CONTRACT WINS FOR LOS ANGELES TEACHERS

  • Class size reduction: Secondary school math and English classes will be reduced from 46 to 39 students this academic year, along with an additional reduction of one student per grade level. Class size will be reduced again by one one student during the 2020-21 school year, and by two additional students in the 2021-22 year. Also, Section 1.5, a contract provision that allowed the district to unilaterally ignore all class size averages and caps, is eliminated.
  • Increased salary: A 3 percent retro salary increase for the 2017-18 school year and a 3 percent salary increase retroactive to July 1, 2018.
  •  More nurses: The district will hire 150 full-time nurses this school year, and at least 150 additional full-time nurses during the 2020-21 school year, which will provide a full-time nurse at every school five days a week.
  • More librarians: The district will hire 41 full-time teacher-librarians this school year, and at least 41 more full-time librarians during the 2020-21 school year, which will provide a full-time librarian at every secondary school five days a week.
  • More counselors: The district will hire at least 17 additional full-time counselors by this October, allowing the district to maintain a counseling service ratio of 500-1 per secondary school.
  • More community schools: The district will designate 20 community schools by June 30, and designate an additional 10 community schools by June 30, 2020. These schools will have additional funding and UTLA positions.
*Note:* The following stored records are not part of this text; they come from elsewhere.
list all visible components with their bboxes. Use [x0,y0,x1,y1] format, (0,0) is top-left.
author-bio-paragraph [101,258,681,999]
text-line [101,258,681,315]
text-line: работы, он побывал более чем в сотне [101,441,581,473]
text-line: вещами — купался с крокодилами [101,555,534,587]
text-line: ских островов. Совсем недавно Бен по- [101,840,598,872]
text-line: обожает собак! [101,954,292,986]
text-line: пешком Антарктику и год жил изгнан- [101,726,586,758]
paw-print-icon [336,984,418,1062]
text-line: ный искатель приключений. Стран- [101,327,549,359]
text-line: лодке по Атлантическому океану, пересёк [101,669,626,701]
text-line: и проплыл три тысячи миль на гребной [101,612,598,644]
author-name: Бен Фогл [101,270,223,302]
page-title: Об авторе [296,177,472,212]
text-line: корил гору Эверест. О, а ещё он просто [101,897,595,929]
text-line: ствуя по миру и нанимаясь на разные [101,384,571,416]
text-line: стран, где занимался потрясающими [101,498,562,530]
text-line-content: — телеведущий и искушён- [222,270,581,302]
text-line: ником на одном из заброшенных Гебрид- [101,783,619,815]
NON-TRADITIONAL BARGAINING ISSUES

  • Co-location monitoring: The district will provide UTLA a list of all schools threatened by co-location by December 1 and February 1 every year. At each co-located school, an elected UTLA co-location coordinator will help develop the “shared use” agreement.
  • Reduce testing: This school year, a new joint UTLA/LAUSD committee will begin to identify all district assessments and develop a plan to reduce that number by half.
  • Fewer random searches: A pilot program that exempts schools from administering random searches will be extended for up to 28 schools. This will be phased in by the 2021-22 school year and city services will be provided for student safety during the pilot.
  • More green space: LAUSD, UTLA and the city of Los Angeles will create a joint task force to plan how to increase green space on campuses by December 2019, from removing bungalows and asphalt to create greener play areas, water retention systems, and Community School Parks.
  • Immigrant Defense Fund: The district will provide a dedicated hotline and attorney for immigrant families and collaborate with UTLA for further services.